Wenn Julian Assanges Mitarbeiter mit dem Informatik-Unternehmer Andreas Fink in Kontakt treten, dann «immer über drei Ecken», berichtet der Basler im Gespräch mit der az. «Sie sind extrem vorsichtig.»

Vor gut einem Jahr gelangte Wikileaks mit einer ersten Anfrage an Finks Unternehmen Datacell, das in Reykjavik und Münchenstein BL Datencenter betreibt. Damals war Wikileaks ein Randphänomen, heute zerbrechen sich die mächtigsten Würdenträger dieser Welt den Kopf über das Gebaren der Enthüllungsaktivisten: Im Juli begannen Wikileaks-Direktor Assange und seine Mitstreiter damit, Hunderttausende vertrauliche Dokumente aus dem amerikanischen Regierungsapparat ins Internet zu stellen.

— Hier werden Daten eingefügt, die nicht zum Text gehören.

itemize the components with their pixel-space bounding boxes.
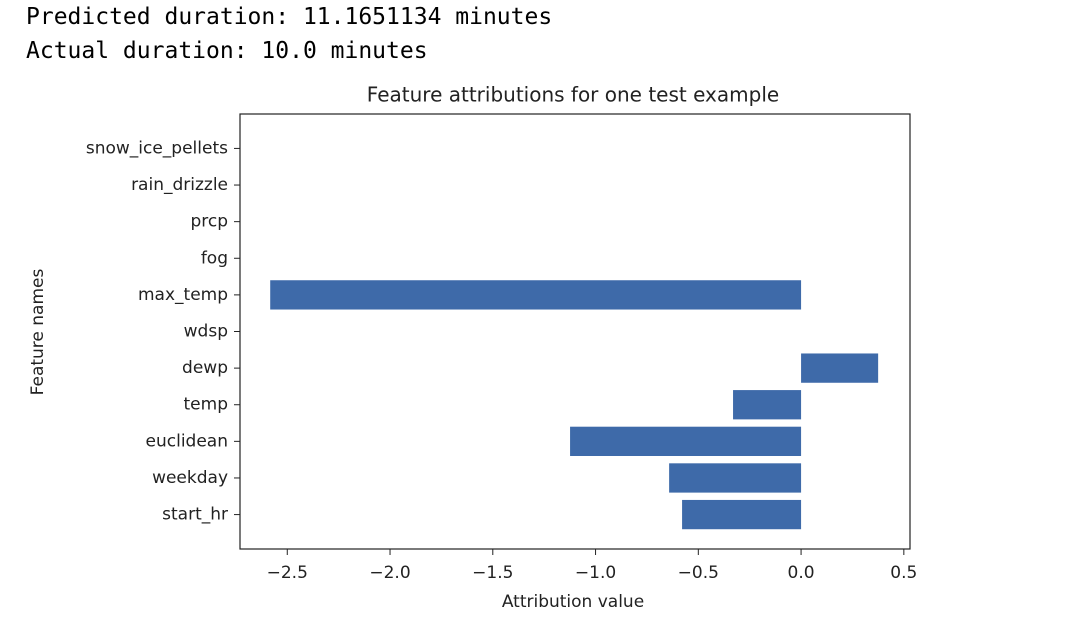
y-tick-label: rain_drizzle <box>131 175 228 195</box>
console-line: Actual duration: 10.0 minutes <box>26 38 428 64</box>
y-tick-label: temp <box>184 395 228 415</box>
x-tick-label: 0.5 <box>890 563 917 583</box>
x-tick-label: −1.0 <box>575 563 616 583</box>
y-tick-label: start_hr <box>162 505 228 525</box>
bar <box>801 353 879 383</box>
y-tick-label: max_temp <box>138 285 228 305</box>
y-tick-label: wdsp <box>184 322 228 342</box>
y-axis-label: Feature names <box>28 269 48 396</box>
bar <box>570 426 802 456</box>
y-tick-label: fog <box>201 248 228 268</box>
bar <box>270 280 802 310</box>
chart-title: Feature attributions for one test exampl… <box>367 83 779 107</box>
x-axis-label: Attribution value <box>502 592 644 612</box>
y-tick-label: prcp <box>190 212 228 232</box>
x-tick-label: −2.0 <box>369 563 410 583</box>
plot-frame <box>239 113 911 550</box>
y-tick-label: dewp <box>182 358 228 378</box>
y-tick-label: weekday <box>152 468 228 488</box>
bar <box>682 499 802 530</box>
x-tick-label: −0.5 <box>678 563 719 583</box>
y-tick-label: snow_ice_pellets <box>86 138 228 158</box>
x-tick-label: 0.0 <box>788 563 815 583</box>
x-tick-label: −2.5 <box>267 563 308 583</box>
bar <box>733 390 802 420</box>
x-tick-label: −1.5 <box>472 563 513 583</box>
y-tick-label: euclidean <box>146 431 228 451</box>
bar <box>669 463 802 493</box>
console-line: Predicted duration: 11.1651134 minutes <box>26 4 553 30</box>
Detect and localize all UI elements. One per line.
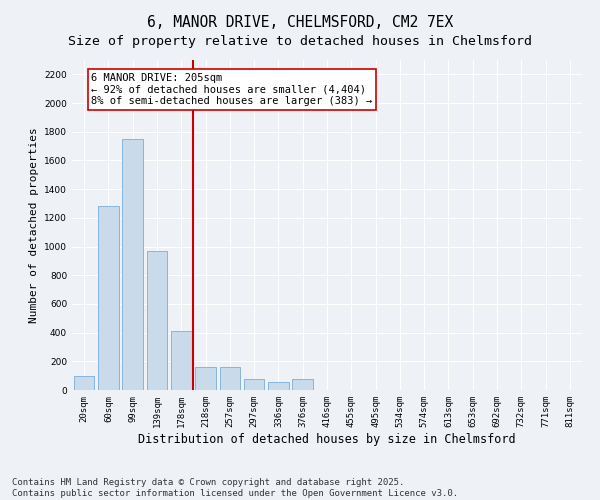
Bar	[244, 378, 265, 390]
Text: Size of property relative to detached houses in Chelmsford: Size of property relative to detached ho…	[68, 35, 532, 48]
Text: 6 MANOR DRIVE: 205sqm
← 92% of detached houses are smaller (4,404)
8% of semi-de: 6 MANOR DRIVE: 205sqm ← 92% of detached …	[91, 73, 373, 106]
Bar	[195, 367, 216, 390]
Bar	[74, 376, 94, 390]
Bar	[268, 382, 289, 390]
Bar	[146, 251, 167, 390]
Text: Contains HM Land Registry data © Crown copyright and database right 2025.
Contai: Contains HM Land Registry data © Crown c…	[12, 478, 458, 498]
Bar	[122, 139, 143, 390]
Bar	[292, 378, 313, 390]
Y-axis label: Number of detached properties: Number of detached properties	[29, 127, 38, 323]
Bar	[171, 331, 191, 390]
Bar	[220, 367, 240, 390]
Text: 6, MANOR DRIVE, CHELMSFORD, CM2 7EX: 6, MANOR DRIVE, CHELMSFORD, CM2 7EX	[147, 15, 453, 30]
X-axis label: Distribution of detached houses by size in Chelmsford: Distribution of detached houses by size …	[138, 432, 516, 446]
Bar	[98, 206, 119, 390]
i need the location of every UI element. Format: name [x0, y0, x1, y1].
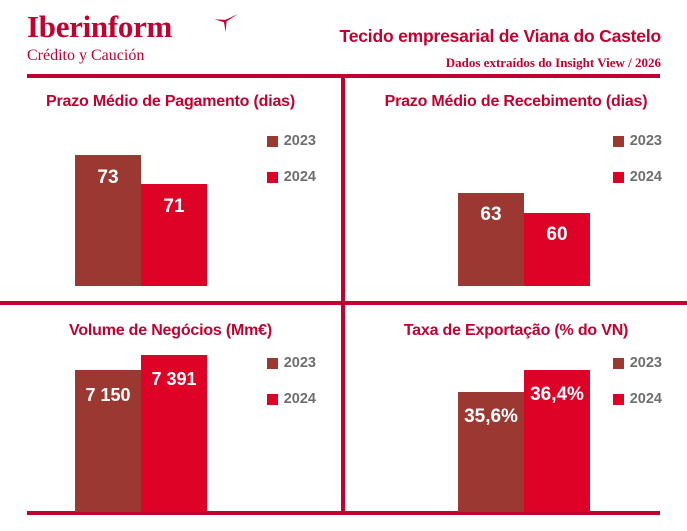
bar-value-2023: 73 — [97, 167, 119, 188]
legend-item-2024[interactable]: 2024 — [612, 391, 662, 407]
page-title: Tecido empresarial de Viana do Castelo — [339, 26, 662, 46]
legend-item-2023[interactable]: 2023 — [266, 133, 316, 149]
bar-plot: 73 71 — [0, 76, 341, 302]
legend-swatch-2024 — [266, 393, 278, 405]
legend-swatch-2024 — [266, 171, 278, 183]
legend-swatch-2023 — [612, 357, 624, 369]
chart-legend: 2023 2024 — [266, 133, 316, 205]
legend-label-2024: 2024 — [629, 391, 662, 407]
bar-2024[interactable]: 36,4% — [524, 370, 590, 512]
logo-wordmark: Iberinform — [27, 9, 173, 44]
legend-swatch-2024 — [612, 393, 624, 405]
legend-swatch-2023 — [612, 135, 624, 147]
bar-2023[interactable]: 63 — [458, 193, 524, 286]
divider-vertical — [341, 74, 345, 514]
bar-value-2024: 71 — [163, 196, 185, 217]
legend-item-2024[interactable]: 2024 — [266, 391, 316, 407]
chart-title: Prazo Médio de Pagamento (dias) — [46, 93, 295, 110]
bar-plot: 7 150 7 391 — [0, 305, 341, 512]
chart-panel-taxa-de-exportacao: Taxa de Exportação (% do VN) 2023 2024 3… — [345, 305, 687, 512]
chart-title: Taxa de Exportação (% do VN) — [403, 322, 629, 339]
bar-value-2024: 36,4% — [530, 384, 584, 405]
legend-label-2023: 2023 — [283, 355, 316, 371]
legend-label-2023: 2023 — [629, 355, 662, 371]
legend-item-2024[interactable]: 2024 — [266, 169, 316, 185]
legend-item-2023[interactable]: 2023 — [612, 355, 662, 371]
chart-title: Volume de Negócios (Mm€) — [69, 322, 272, 339]
bar-2024[interactable]: 7 391 — [141, 355, 207, 512]
legend-label-2024: 2024 — [283, 391, 316, 407]
chart-legend: 2023 2024 — [612, 133, 662, 205]
chart-panel-prazo-medio-recebimento: Prazo Médio de Recebimento (dias) 2023 2… — [345, 76, 687, 302]
legend-item-2023[interactable]: 2023 — [266, 355, 316, 371]
legend-item-2024[interactable]: 2024 — [612, 169, 662, 185]
legend-swatch-2023 — [266, 135, 278, 147]
bar-plot: 35,6% 36,4% — [345, 305, 687, 512]
bar-2024[interactable]: 71 — [141, 184, 207, 286]
logo-tagline: Crédito y Caución — [27, 47, 145, 64]
legend-label-2024: 2024 — [629, 169, 662, 185]
legend-swatch-2023 — [266, 357, 278, 369]
bar-value-2023: 35,6% — [464, 406, 518, 427]
page-subtitle: Dados extraídos do Insight View / 2026 — [445, 55, 661, 70]
chart-panel-prazo-medio-pagamento: Prazo Médio de Pagamento (dias) 2023 202… — [0, 76, 341, 302]
bird-swoosh-icon — [214, 14, 238, 32]
legend-label-2023: 2023 — [629, 133, 662, 149]
legend-label-2024: 2024 — [283, 169, 316, 185]
bar-value-2023: 7 150 — [85, 385, 131, 405]
chart-title: Prazo Médio de Recebimento (dias) — [384, 93, 648, 110]
chart-legend: 2023 2024 — [612, 355, 662, 427]
page-header: Iberinform Crédito y Caución Tecido empr… — [0, 0, 687, 76]
chart-legend: 2023 2024 — [266, 355, 316, 427]
bar-value-2024: 7 391 — [151, 369, 197, 389]
bar-value-2023: 63 — [480, 204, 502, 225]
bar-plot: 63 60 — [345, 76, 687, 302]
bar-2023[interactable]: 7 150 — [75, 370, 141, 512]
bar-value-2024: 60 — [546, 224, 568, 245]
bar-2024[interactable]: 60 — [524, 213, 590, 286]
chart-panel-volume-de-negocios: Volume de Negócios (Mm€) 2023 2024 7 150… — [0, 305, 341, 512]
legend-item-2023[interactable]: 2023 — [612, 133, 662, 149]
legend-swatch-2024 — [612, 171, 624, 183]
brand-logo: Iberinform Crédito y Caución — [27, 11, 247, 65]
legend-label-2023: 2023 — [283, 133, 316, 149]
bar-2023[interactable]: 73 — [75, 155, 141, 286]
bar-2023[interactable]: 35,6% — [458, 392, 524, 512]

Andreas Finks Beziehungen zu Wikileaks fruchteten: Seit diesem Herbst ist Datacell für einen Grossteil der digitalen Spendenabwicklung von Wikileaks verantwortlich. Sympathisanten können auf der Wikileaks-Website über Andreas Finks «Payment-Gateway» per Kreditkarte Geld spenden. Geld, das Wikileaks bitter nötig hat: Millionen Internetnutzer greifen auf die Geheimdokumente zu und verursachen immense Servertraffic-Kosten. Julian Assange braucht die finanziellen Mittel für seine ständigen Reisen.

Aufenthaltsort? «Keine Ahnung»

Für Fink ist der Wikileaks-Auftrag «ein Geschäft wie jedes andere». Natürlich sympathisiere er mit Assanges Mission. Wie gut kennt er den Australier? «Ich traf ihn einmal persönlich zur Vertragsunterzeichnung.» Wo sich Assange zurzeit aufhält? «Keine Ahnung», sagt Fink lachend. Warum aber wählte Assange eine Basler Firma für die Spendenabwicklung? Entscheidend war, dass Finks Unternehmen einen Teil seiner Rechencenter in Island installiert hat, wo auch Wikileaks eine Operationsbasis betreibt. «Der Strombedarf macht 80 Prozent der Kosten eines Datencenters aus», sagt Fink. Nirgends sei die Kilowattstunde günstiger zu haben als auf dem Inselstaat: «Geothermische Kraftwerke und Wasserturbinen erzeugen Strom, der zehnmal weniger kostet als in der Schweiz.» Die tiefen Temperaturen auf der Insel minimierten zudem die Kühlungskosten für die Server.

Überhaupt ist Julian Assanges Netzwerk in der Schweiz weit verzweigt: Im November reiste er auf Einladung des Freiburger Anwalts Ridha Ajmi nach Genf, wo er sich bis Mitte Monat aufhielt. An einem Sonntag verabredete er sich mit der Spitze der Schweizer Piratenpartei in einem italienischen Restaurant in Genf. «Das Treffen dauerte zwei Stunden», berichtet Piratenpartei-Präsident Denis Simonet.

Bei Pizza und Pasta erläuterten der Informatik-Student und sein Vizepräsident Assange die Schweizer Rechtslage, den Föderalismus und «wie er am besten mit den Behörden in Kontakt treten kann». Konkret wollte Assange wissen, wie man politisches Asyl beantragt. Die Piratenpartei würde den Australier nur zu gerne mitsamt seiner Enthüllungsplattform in die Schweiz holen: «Für die Schweiz wäre Wikileaks eine gute Gelegenheit, sich international zu positionieren», sagt Simonet. «Wir boten ihm Hilfe an, dafür zeigte er sich sehr dankbar.»